Birbirine denk olmak..?

Ben hikayemin hepsini konu sahibi olmadığım için paylaşmak istemedim. Sonradan yani evlendikten 5 sene sonra, tabi ki doktoraya tekrar başvurdum; onun tüm engellemelerine rağmen. Ailemin desteği ile. Ancak akademisyenlik yapamadım. Hem çalışıp hem doktoramı bitirdim. Boşandıktan sonra akademisyenliğe başladım. Şimdi bir üniversitede öğretim üyesiyim.Çok uzun hikaye... Burda sadece konu sahibinin bazı şeyleri görmesi için kendi hayatımdan örnek vermek istedim sadece.
 
Sevgilim orta okul mezunu. Ben üniversite. O benden çalışkan, benden daha pratik zekalı, benden daha güzel espri yapan bir adamdır.

Sevgilimin ailesi başta okumamış biriyle olmamı garipsedi, kültürel olarak da aşırı farklıyız. Bana bir şey demediler ama pek anlam veremediklerini hissettim. Benim için sorun değildi. Onlar da etmedi Allah razı olsun.
Benim annemle babam ayrı, babam kesinlikle olmaz dedi. Annem X iyi çocuk, sevildiğin değer gördüğün mutlu olduğun ortada, sen bilirsin dedi. Babama göre okumamıştı, aylık 15000 geliri yoktu, istanbul türkçesiyle konuşmuyordu, cahildi.

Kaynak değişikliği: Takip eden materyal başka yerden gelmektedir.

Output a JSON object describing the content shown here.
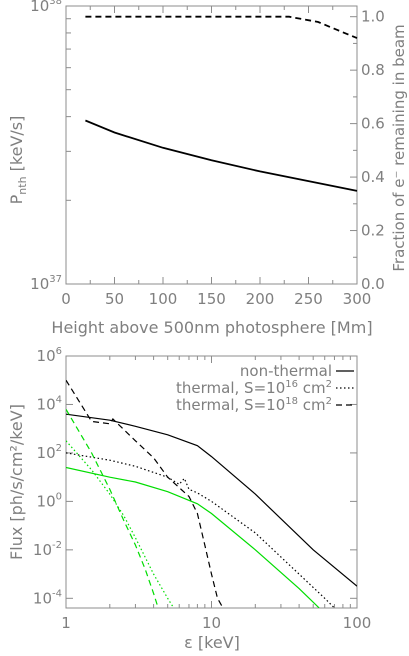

Sevgilim de babamın tutumunu biliyordu, ondan hiç saklamadım. O da "okula mı yazılsam?" noktasına gelmişti. Dedim kendin istiyorsan yazıl, ama babam yüzündense gerek yok. Senin mesleğin var elinde, 28 yaşındasın bu yaştan sonra diplomaymıs okulmuş falan uğraşma. Ben böyle bir şeyi sorun etmiyorum, umrumda da değil.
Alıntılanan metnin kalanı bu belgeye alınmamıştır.